- IATA: none; ICAO: KOGM; FAA LID: OGM;

Summary
- Airport type: Public
- Owner: Ontonagon County
- Serves: Ontonagon, Michigan
- Elevation AMSL: 665 ft / 203 m
- Coordinates: 46°50′43″N 089°22′01″W﻿ / ﻿46.84528°N 89.36694°W

Map
- OGM Location of airport in MichiganOGMOGM (the United States)

Runways
| Direction | Length |  | Surface |
| ft | m |
| 17/35 | 3,503 | 1,068 | Asphalt |

Statistics (2022)
- Aircraft operations: 100
- Based aircraft: 5
- Source: Federal Aviation Administration

= Ontonagon County Airport =

Airport in Ontonagon, Michigan, United States

Ontonagon County Airport, also known as Schuster Field , is a county-owned public-use airport located 3 miles (5 km) west of the central business district of Ontonagon, Michigan, a village in Ontonagon County, Michigan, United States. It is included in the Federal Aviation Administration (FAA) National Plan of Integrated Airport Systems for 2021–2025, in which it is categorized as a basic general aviation facility.

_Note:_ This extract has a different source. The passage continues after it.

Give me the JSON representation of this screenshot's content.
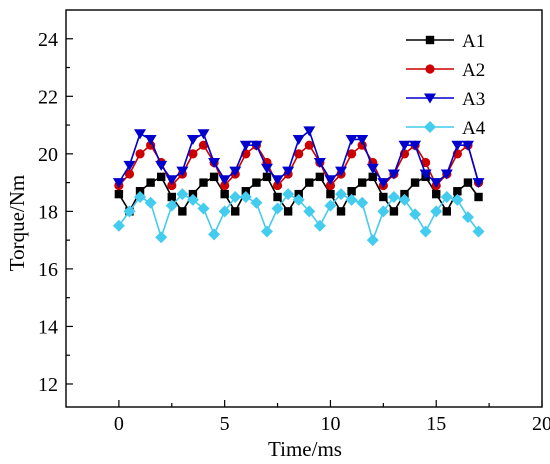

Although most airports in the United States use the same three-letter location identifier for the FAA and International Air Transport Association (IATA), this airport is assigned OGM by the FAA but has no designation from the IATA. It is the westernmost U.S. airport in the Eastern Time Zone.

In 2018, the airport was the base for a search and rescue training mission run by the US Navy and the Air National Guard. MH-60 Sea Hawk Helicopters and A-10 Thunderbolts operated at the airport as part of the mission.

== Facilities and aircraft ==
Ontonagon County Airport covers an area of 360 acres (145 ha) at an elevation of 665 feet (203 m) above mean sea level. It has one runway: 17/35 is 3,503 by 75 feet (1,068 x 23 m) with an asphalt surface, with one approved RNAV approach.

The airport has a fixed-base operator that sells avgas and offers amenities such as coffee, a crew lounge, and a snooze room.

A number of airport upgrade plans were announced in 2016, including installing an Automatic Weather Observation System (AWOS), extending the runway length and clearing land to create a runway protection zone for emergency landings. The cost of the AWOS system was expected to be largely covered by the Federal Aviation Administration, and airport officials say installing it would make it easier for commercial operators to use the airport. Other potential upgrades included adding an approved straight-in instrument approach (at the time the airport only had a circling approach), adding a new gas line to serve the airport, upgrading asphalt around airport buildings, and building a larger hangar to help more pilots lease space to store their aircraft.

For the 12-month period ending December 31, 2022, the airport had 150 aircraft operations, an average of less than 1 per day. It was composed of 100% general aviation.
In December 2022, there were 5 aircraft based at this airport: all single-engine airplanes.

== Accidents and incidents ==

- Flight crews and the Civil Air Patrol searched for a missing aircraft, a Piper Cherokee 180, that never arrived at the airport on the weekend of August 3 and 4, 2019.